Le décor de tournoi, accompagné d’une tente, de personnages et de musiciens, peut être interprété comme une scène de festivités, à mettre probablement en lien avec la scène lui faisant face : une jeune fille près d’une fontaine portant une licorne sur ses genoux. Cette dernière est un symbole de pureté, de chasteté, une allégorie généralement liée au mariage. Dès lors, la fête figurée serait-elle en lien avec un tel événement ?
Les armes des Montferrand relevées sur l’oriflamme au sommet de la tente indiquent qu’il pourrait s’agir d’un mariage au sein de ladite famille ou auquel l’un de ses membres fut convié.

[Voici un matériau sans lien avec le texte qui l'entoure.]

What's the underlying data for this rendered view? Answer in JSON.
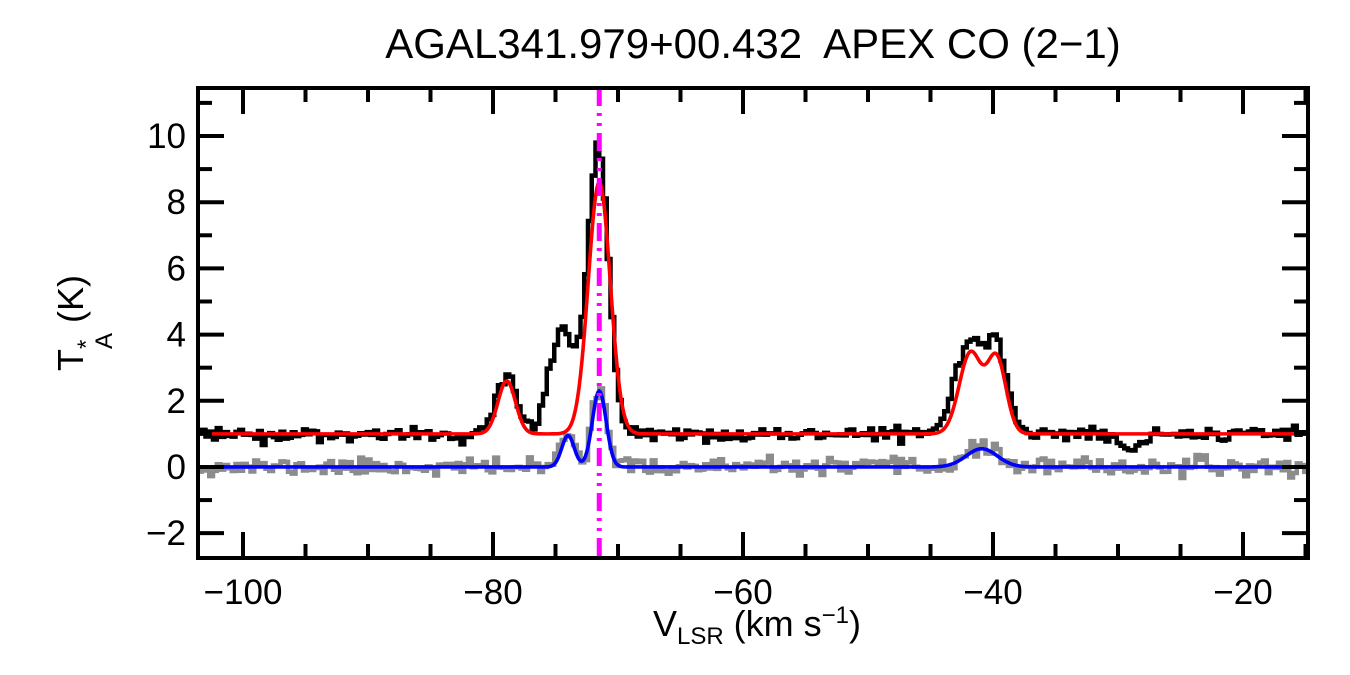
{
  "chart_data": {
    "type": "line",
    "title": "AGAL341.979+00.432  APEX CO (2−1)",
    "xlabel": "V_LSR (km s−1)",
    "ylabel": "T_A* (K)",
    "xlabel_parts": {
      "base": "V",
      "sub": "LSR",
      "mid": " (km s",
      "sup": "−1",
      "end": ")"
    },
    "ylabel_parts": {
      "base": "T",
      "sup": "*",
      "sub": "A",
      "end": " (K)"
    },
    "xlim": [
      -103.6,
      -14.8
    ],
    "ylim": [
      -2.75,
      11.45
    ],
    "grid": false,
    "legend": "none",
    "x_axis": {
      "major_ticks": [
        -100,
        -80,
        -60,
        -40,
        -20
      ],
      "major_tick_labels": [
        "−100",
        "−80",
        "−60",
        "−40",
        "−20"
      ],
      "minor_step": 5
    },
    "y_axis": {
      "major_ticks": [
        -2,
        0,
        2,
        4,
        6,
        8,
        10
      ],
      "major_tick_labels": [
        "−2",
        "0",
        "2",
        "4",
        "6",
        "8",
        "10"
      ],
      "minor_step": 1
    },
    "channel_width_kms": 0.3,
    "series": [
      {
        "name": "offset-spectrum-histogram",
        "style": "histogram",
        "color": "#8c8c8c",
        "line_width": 4.5,
        "baseline": 0.0,
        "noise_rms": 0.125,
        "seed": 11,
        "gaussians": [
          {
            "center": -74.0,
            "amp": 1.05,
            "sigma": 0.55
          },
          {
            "center": -71.5,
            "amp": 2.45,
            "sigma": 0.6
          },
          {
            "center": -40.9,
            "amp": 0.6,
            "sigma": 1.3
          }
        ]
      },
      {
        "name": "observed-spectrum-histogram",
        "style": "histogram",
        "color": "#000000",
        "line_width": 4.5,
        "baseline": 1.0,
        "noise_rms": 0.11,
        "seed": 3,
        "gaussians": [
          {
            "center": -78.9,
            "amp": 1.9,
            "sigma": 0.75
          },
          {
            "center": -74.4,
            "amp": 3.15,
            "sigma": 1.05
          },
          {
            "center": -71.55,
            "amp": 8.6,
            "sigma": 0.82
          },
          {
            "center": -41.9,
            "amp": 2.75,
            "sigma": 1.15
          },
          {
            "center": -39.6,
            "amp": 2.45,
            "sigma": 0.85
          },
          {
            "center": -28.9,
            "amp": -0.55,
            "sigma": 0.8
          }
        ]
      },
      {
        "name": "offset-gaussian-fit",
        "style": "curve",
        "color": "#0000ff",
        "line_width": 3.6,
        "baseline": 0.0,
        "noise_rms": 0,
        "seed": 0,
        "gaussians": [
          {
            "center": -74.0,
            "amp": 0.95,
            "sigma": 0.5
          },
          {
            "center": -71.5,
            "amp": 2.3,
            "sigma": 0.55
          },
          {
            "center": -40.9,
            "amp": 0.55,
            "sigma": 1.25
          }
        ]
      },
      {
        "name": "observed-gaussian-fit",
        "style": "curve",
        "color": "#ff0000",
        "line_width": 3.6,
        "baseline": 1.0,
        "noise_rms": 0,
        "seed": 0,
        "gaussians": [
          {
            "center": -78.9,
            "amp": 1.6,
            "sigma": 0.7
          },
          {
            "center": -71.5,
            "amp": 7.6,
            "sigma": 0.88
          },
          {
            "center": -41.8,
            "amp": 2.45,
            "sigma": 0.9
          },
          {
            "center": -39.7,
            "amp": 2.25,
            "sigma": 0.75
          }
        ]
      }
    ],
    "vline": {
      "x": -71.5,
      "color": "#ff00ff",
      "style": "dash-dot-dot",
      "width": 5
    },
    "frame_color": "#000000",
    "background": "#ffffff"
  }
}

Quelle est alors la relation avec les scènes d’Hercule ? L’une des hypothèses émise est celle de la représentation du mariage en 1468 du duc de Bourgogne Charles le Téméraire avec Marguerite d’York, sœur du Roi d’Angleterre. En effet, un tournoi dit « Pas de l’arbre d’or » fut organisé à Bruges durant plusieurs jours pour célébrer cette union. On retrouve dans le décor peint des arbres aux fruits dorés, qui pourraient y faire référence… On sait également grâce au chroniqueur Olivier de la Marche (1425-1502), que pendant les banquets, des saynètes tirées de la vie du héros antique Hercule y ont été jouées.
Restait à comprendre le lien entre le château de Lagnieu et ce mariage royal... Il est fort possible que des membres de la famille Montferrand y étaient invités, puisqu’Olivier de la Marche, en listant les participants au tournoi, cite le nom de Montferrand. Et l’année suivante, Jean de Montferrand devient Conseiller et Chambellan du duc de Bourgogne.